Descriptions, Reviews, Etc.
Publisher Description:
In Florida, fire season is plural, and it is most often a verb. Something can always burn. Fires burn longleaf, slash, and sand pine. They burn wiregrass, sawgrass, and palmetto. The lush growth, the dry winters, the widely cast sparks--Florida is built to burn.

In this important new collection of essays on the region, Stephen J. Pyne colorfully explores the ways the region has approached fire management. Florida has long resisted national models of fire suppression in favor of prescribed burning, for which it has ideal environmental conditions and a robust culture. Out of this heritage the fire community has created institutions to match. The Tallahassee region became the ignition point for the national fire revolution of the 1960s. Today, it remains the Silicon Valley of prescription burning. How and why this happened is the topic of a fire reconnaissance that begins in the panhandle and follows Floridian fire south to the Everglades.

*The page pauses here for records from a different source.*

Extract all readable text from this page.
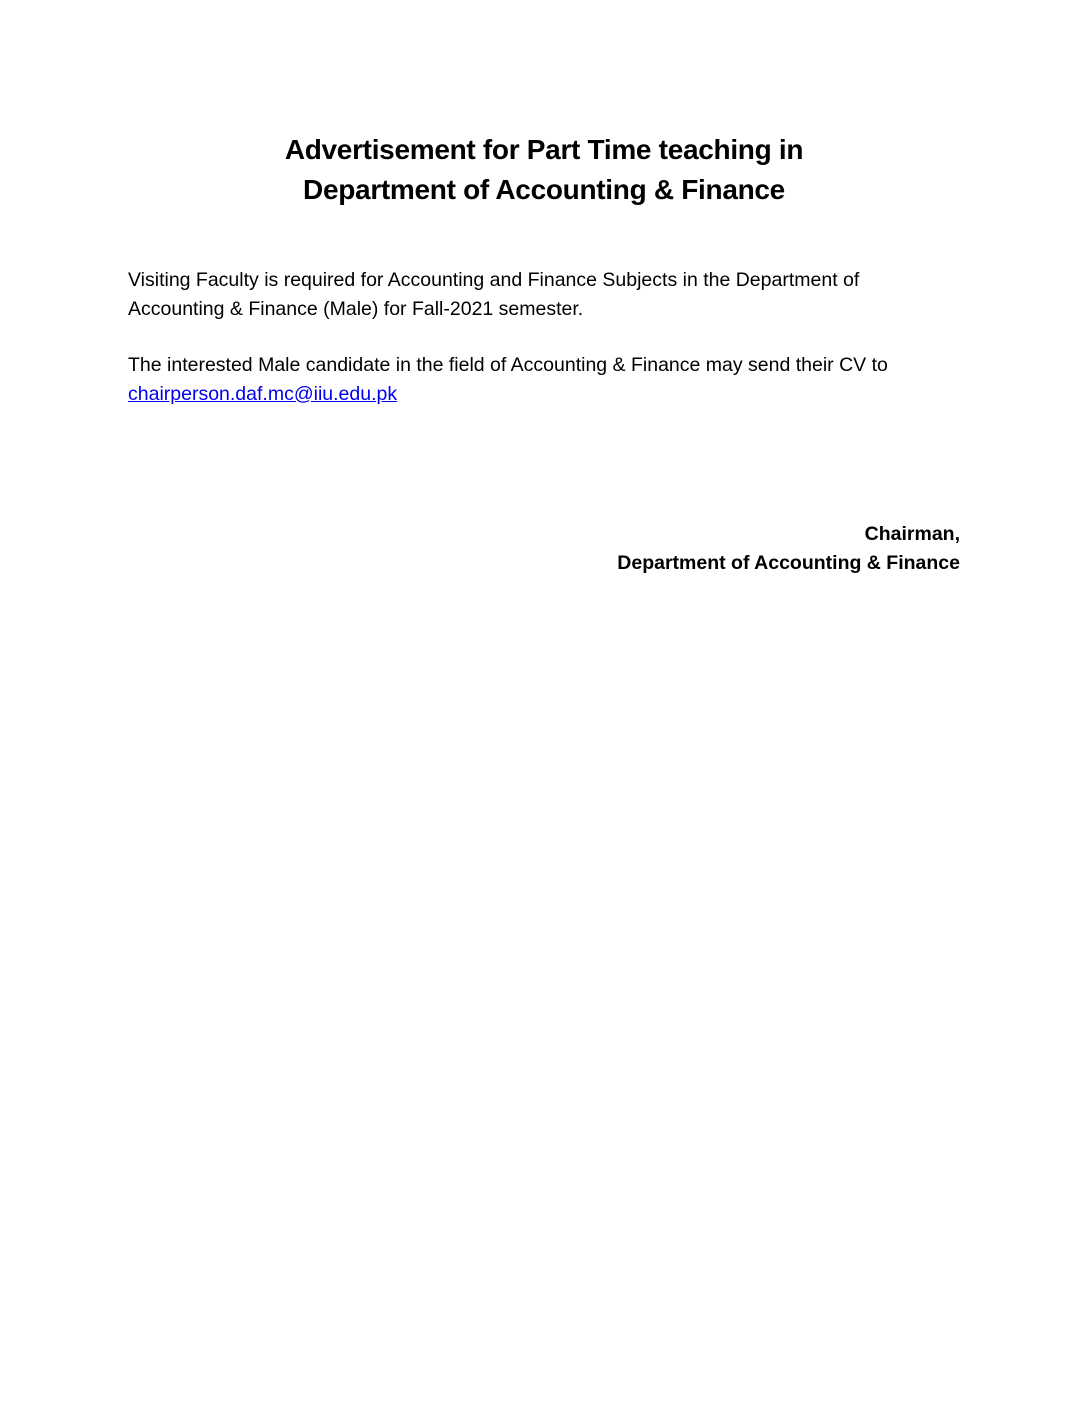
Advertisement for Part Time teaching in
Department of Accounting & Finance

Visiting Faculty is required for Accounting and Finance Subjects in the Department of
Accounting & Finance (Male) for Fall-2021 semester.

The interested Male candidate in the field of Accounting & Finance may send their CV to
chairperson.daf.mc@iiu.edu.pk

Chairman,
Department of Accounting & Finance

Florida is the first book in a multivolume series describing the nation's fire scene region by region. The volumes in To the Last Smoke will also cover California, the Northern Rockies, the Great Plains, the Southwest, and several other critical fire regions. The series serves as an important punctuation point to Pyne's fifty-year career with wildland fire--both as a firefighter and a fire scholar. These unique surveys of regional pyrogeography are Pyne's way of "keeping with it to the end," encompassing the directive from his rookie season to stay with every fire "to the last smoke."